BAB 03

9.1K 681 26
                                    

Please don't be a silent readers.

~

"Jangan nangis terus dong, nanti makeup kamu luntur, Sil."

Bukannya berhenti, Adsila malah makin menangis. Seperti sudah tak peduli lagi dengan polesan makeup di wajahnya yang berharga jutaan rupiah itu. Jangankan mementingkan makeup, sekarang saja ia tak tahu harus berbuat apa selain menangis.

Tak terasa, waktu satu minggu terasa begitu cepat sekali. Padahal, Adsila merasa kalau baru saja kemarin lamarannya terjadi, tapi sekarang, pernikahannya pun sudah siap untuk dilaksanakan. Semuanya terjadi begitu cepat, seolah semesta tak memberikannya waktu untuk bernapas barang sekejap saja.

Adsila pun baru menyadari kalau uang dapat mempermudah segalanya, termasuk dalam menyelenggarakan pesta pernikahan yang hanya berjarak satu minggu dari acara lamarannya. Semuanya terasa sangat mudah dengan uang. Bahkan, Adsila tidak merasa ada hambatan apa pun dalam mempersiapkan pernikahannya dengan tenggat waktu tujuh hari.
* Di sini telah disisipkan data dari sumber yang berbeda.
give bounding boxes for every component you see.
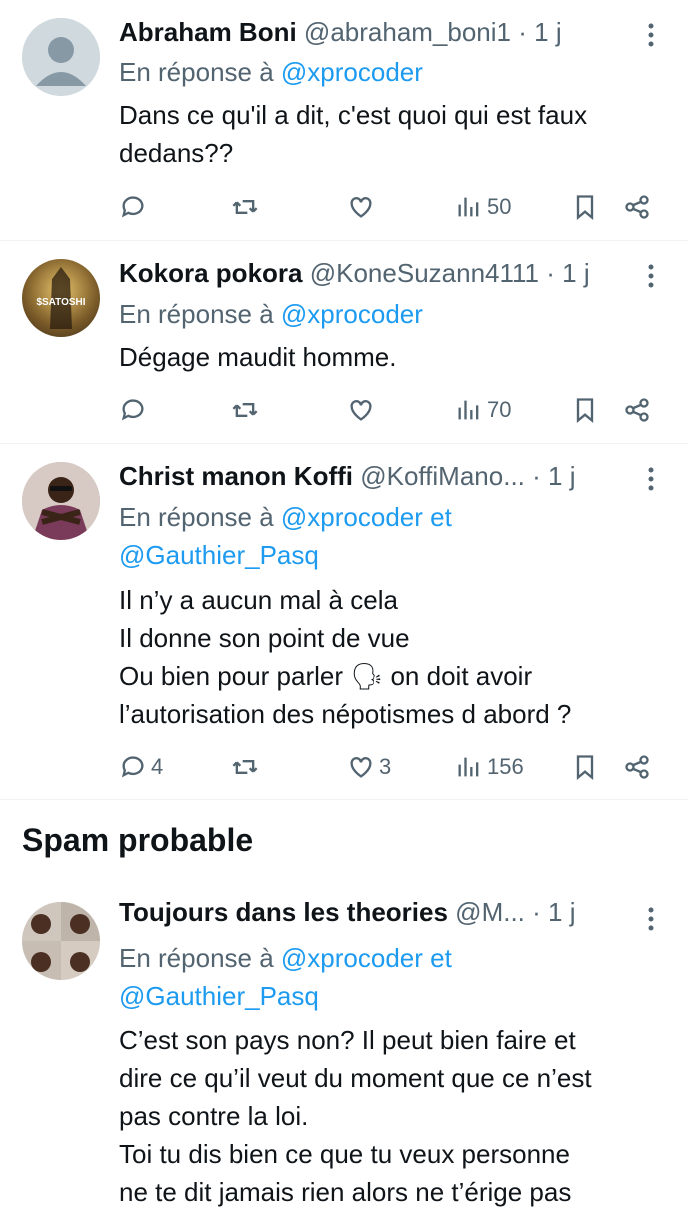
reply-context: En réponse à @xprocoder et @Gauthier_Pas… <box>119 939 452 1015</box>
display-name[interactable]: Kokora pokora <box>119 258 303 288</box>
share-icon <box>625 755 649 779</box>
tweet-text: Il n’y a aucun mal à cela Il donne son p… <box>119 585 572 729</box>
retweet-button[interactable] <box>231 750 259 784</box>
bookmark-button[interactable] <box>571 750 599 784</box>
user-handle[interactable]: @KoneSuzann4111 <box>310 258 539 288</box>
like-icon <box>350 197 372 218</box>
views-count: 70 <box>487 397 512 422</box>
avatar[interactable] <box>22 902 100 980</box>
tweet-actions: 4 3 156 <box>119 750 659 784</box>
mention-link[interactable]: @xprocoder et <box>281 502 452 532</box>
views-count: 156 <box>487 754 524 779</box>
reply-button[interactable] <box>119 190 151 224</box>
views-button[interactable]: 50 <box>455 190 511 224</box>
like-button[interactable] <box>347 190 379 224</box>
tweet[interactable]: Abraham Boni @abraham_boni1 · 1 j En rép… <box>0 0 688 241</box>
reply-icon <box>121 756 144 778</box>
tweet-actions: 50 <box>119 190 659 224</box>
like-count: 3 <box>379 754 392 779</box>
retweet-button[interactable] <box>231 190 259 224</box>
tweet-text: Dans ce qu'il a dit, c'est quoi qui est … <box>119 100 595 168</box>
bookmark-button[interactable] <box>571 393 599 427</box>
reply-prefix: En réponse à <box>119 57 281 87</box>
mention-link[interactable]: @xprocoder <box>281 299 423 329</box>
tweet-header: Kokora pokora @KoneSuzann4111 · 1 j <box>119 255 688 291</box>
user-handle[interactable]: @KoffiMano... <box>360 461 525 491</box>
tweet-header: Christ manon Koffi @KoffiMano... · 1 j <box>119 458 688 494</box>
default-avatar-icon <box>22 18 100 96</box>
views-icon <box>458 757 479 777</box>
bookmark-icon <box>576 195 594 220</box>
share-icon <box>625 195 649 219</box>
share-button[interactable] <box>623 750 651 784</box>
tweet-header: Toujours dans les theories @M... · 1 j <box>119 894 688 930</box>
tweet-time[interactable]: · 1 j <box>546 258 589 288</box>
reply-context: En réponse à @xprocoder <box>119 295 423 333</box>
mention-link[interactable]: @Gauthier_Pasq <box>119 981 319 1011</box>
user-handle[interactable]: @abraham_boni1 <box>304 17 511 47</box>
avatar[interactable] <box>22 18 100 96</box>
tweet-actions: 70 <box>119 393 659 427</box>
avatar-image <box>22 902 100 980</box>
display-name[interactable]: Abraham Boni <box>119 17 297 47</box>
tweet-text: Dégage maudit homme. <box>119 342 397 372</box>
reply-context: En réponse à @xprocoder <box>119 53 423 91</box>
share-icon <box>625 398 649 422</box>
reply-context: En réponse à @xprocoder et @Gauthier_Pas… <box>119 498 452 574</box>
reply-prefix: En réponse à <box>119 943 281 973</box>
avatar[interactable] <box>22 462 100 540</box>
retweet-icon <box>232 403 258 417</box>
bookmark-icon <box>576 755 594 780</box>
tweet[interactable]: Christ manon Koffi @KoffiMano... · 1 j E… <box>0 444 688 800</box>
views-icon <box>458 400 479 420</box>
tweet-time[interactable]: · 1 j <box>518 17 561 47</box>
tweet-header: Abraham Boni @abraham_boni1 · 1 j <box>119 14 688 50</box>
like-icon <box>350 400 372 421</box>
retweet-icon <box>232 200 258 214</box>
tweet[interactable]: $SATOSHI Kokora pokora @KoneSuzann4111 ·… <box>0 241 688 444</box>
tweet-time[interactable]: · 1 j <box>532 897 575 927</box>
avatar-image: $SATOSHI <box>36 267 86 329</box>
avatar-text: $SATOSHI <box>36 297 85 308</box>
tweet-text: C’est son pays non? Il peut bien faire e… <box>119 1025 592 1207</box>
like-button[interactable]: 3 <box>347 750 391 784</box>
share-button[interactable] <box>623 190 651 224</box>
display-name[interactable]: Christ manon Koffi <box>119 461 353 491</box>
reply-button[interactable]: 4 <box>119 750 163 784</box>
views-button[interactable]: 70 <box>455 393 511 427</box>
more-icon[interactable] <box>642 20 660 50</box>
more-icon[interactable] <box>642 261 660 291</box>
like-icon <box>350 757 372 778</box>
reply-prefix: En réponse à <box>119 299 281 329</box>
avatar[interactable]: $SATOSHI <box>22 259 100 337</box>
user-handle[interactable]: @M... <box>455 897 525 927</box>
reply-prefix: En réponse à <box>119 502 281 532</box>
reply-count: 4 <box>151 754 164 779</box>
like-button[interactable] <box>347 393 379 427</box>
bookmark-icon <box>576 398 594 423</box>
tweet[interactable]: Toujours dans les theories @M... · 1 j E… <box>0 880 688 1207</box>
reply-icon <box>121 399 144 421</box>
retweet-icon <box>232 760 258 774</box>
more-icon[interactable] <box>642 904 660 934</box>
views-button[interactable]: 156 <box>455 750 524 784</box>
mention-link[interactable]: @Gauthier_Pasq <box>119 540 319 570</box>
tweet-time[interactable]: · 1 j <box>532 461 575 491</box>
mention-link[interactable]: @xprocoder <box>281 57 423 87</box>
more-icon[interactable] <box>642 464 660 494</box>
retweet-button[interactable] <box>231 393 259 427</box>
reply-button[interactable] <box>119 393 151 427</box>
display-name[interactable]: Toujours dans les theories <box>119 897 448 927</box>
section-title: Spam probable <box>22 822 254 858</box>
avatar-image <box>22 462 100 540</box>
views-count: 50 <box>487 194 512 219</box>
reply-icon <box>121 196 144 218</box>
bookmark-button[interactable] <box>571 190 599 224</box>
mention-link[interactable]: @xprocoder et <box>281 943 452 973</box>
views-icon <box>458 197 479 217</box>
share-button[interactable] <box>623 393 651 427</box>
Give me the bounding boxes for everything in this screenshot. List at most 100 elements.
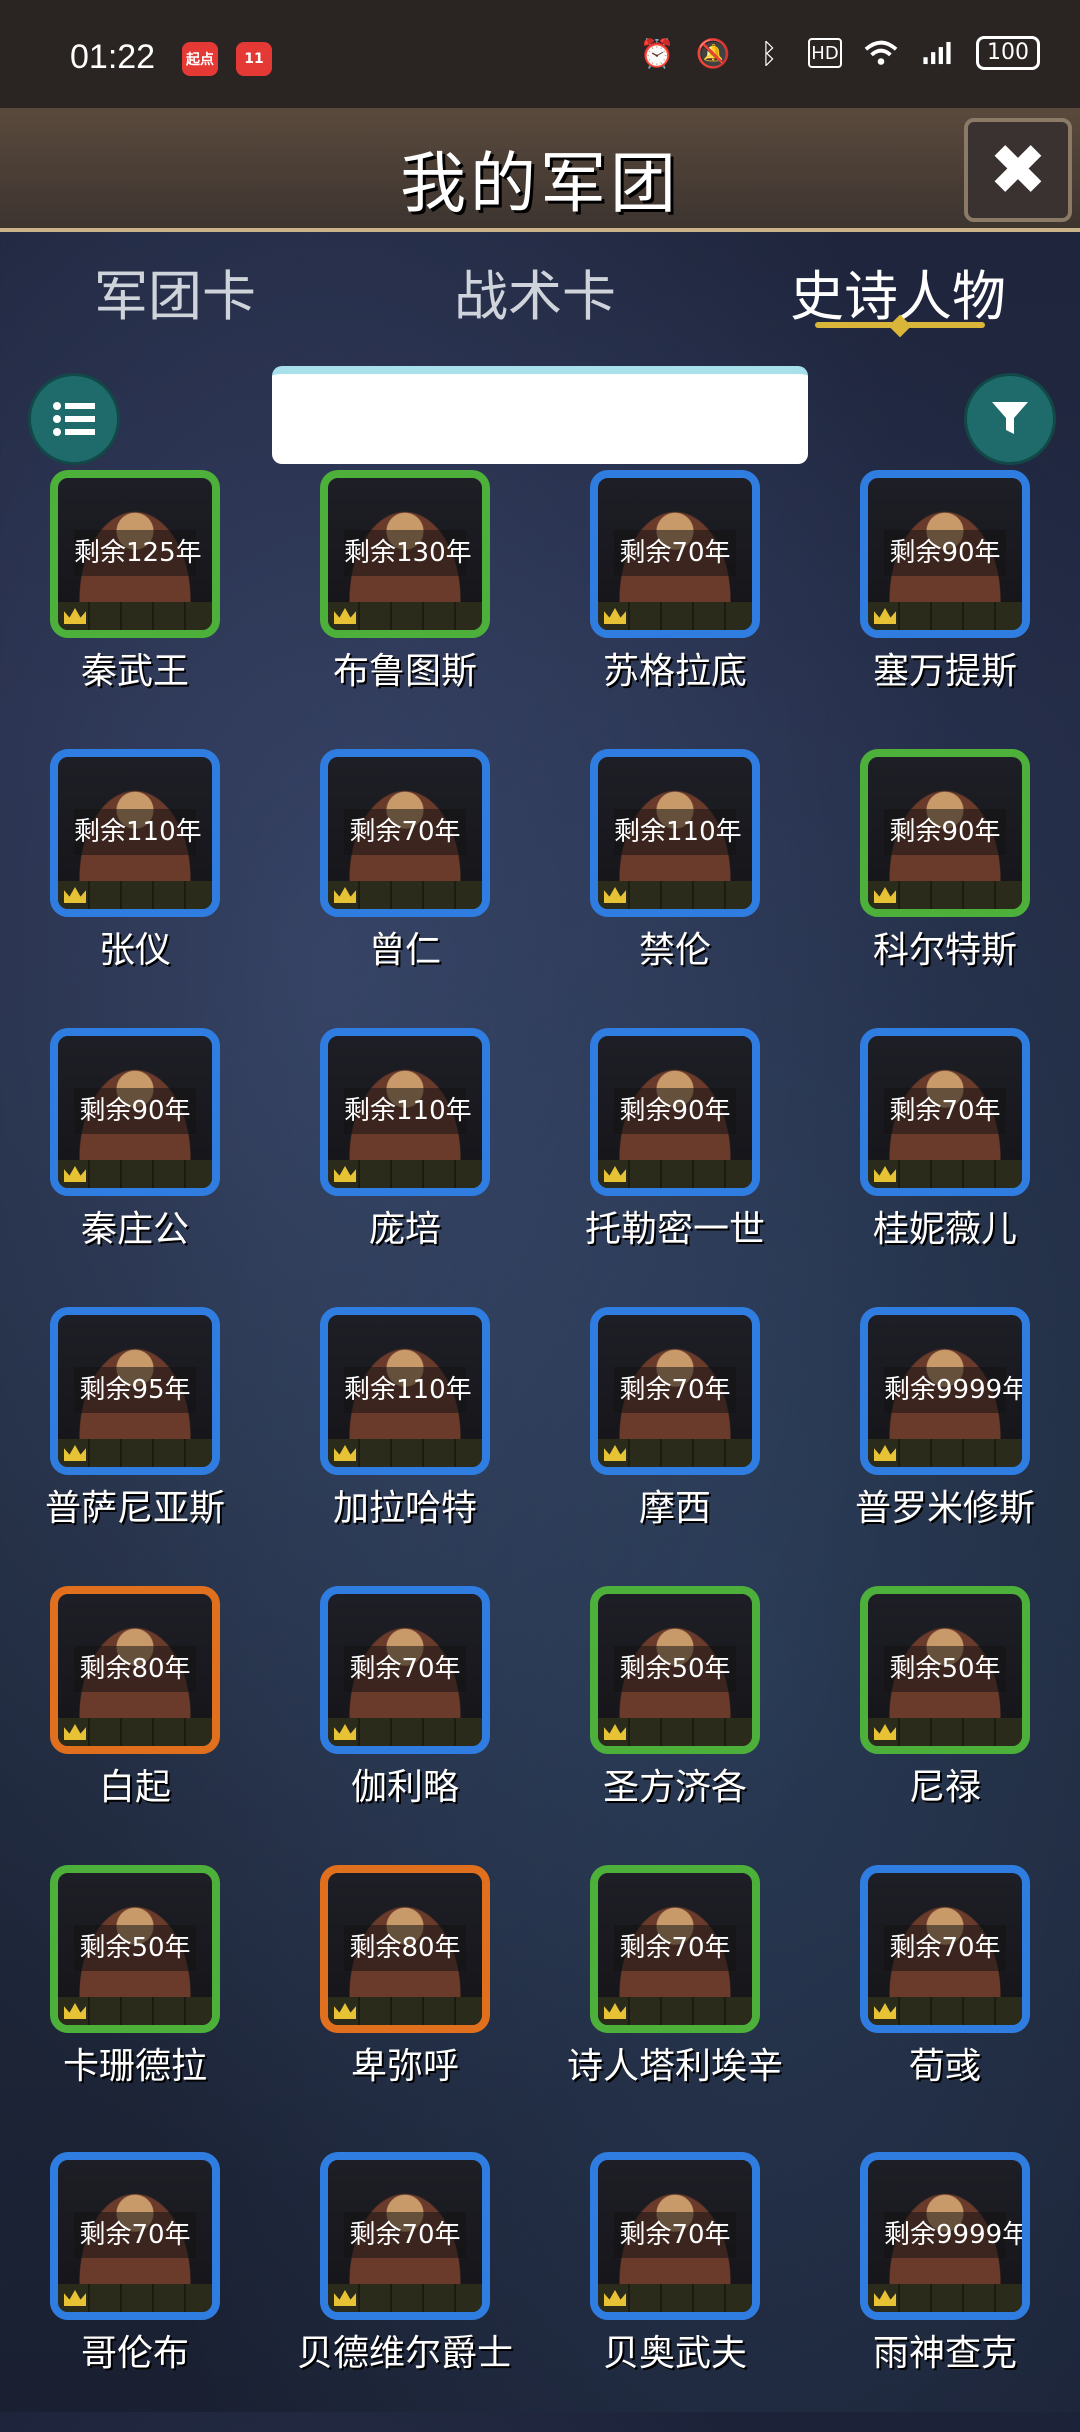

"Pernikahan ini enggak akan seburuk yang ada di pikiran kamu, Sil," ucap Linda berusaha menenangkan anaknya. Terus menguatkan sang anak seakan meyakinkan kalau semuanya akan baik-baik saja.

Adsila menyeka air matanya, entah kenapa setiap ia melihat pantulan dirinya di cermin, air matanya dengan otomatis terus-menerus mengalir tak bisa berhenti. Gaun putih berlengan panjang dengan potongan sabrina di bagian bahu yang merupakan rancangannya sendiri itu sudah melekat di tubuhnya, ditambah lagi dengan sanggulan kecil dan makeup flawless yang membuatnya makin terlihat menawan.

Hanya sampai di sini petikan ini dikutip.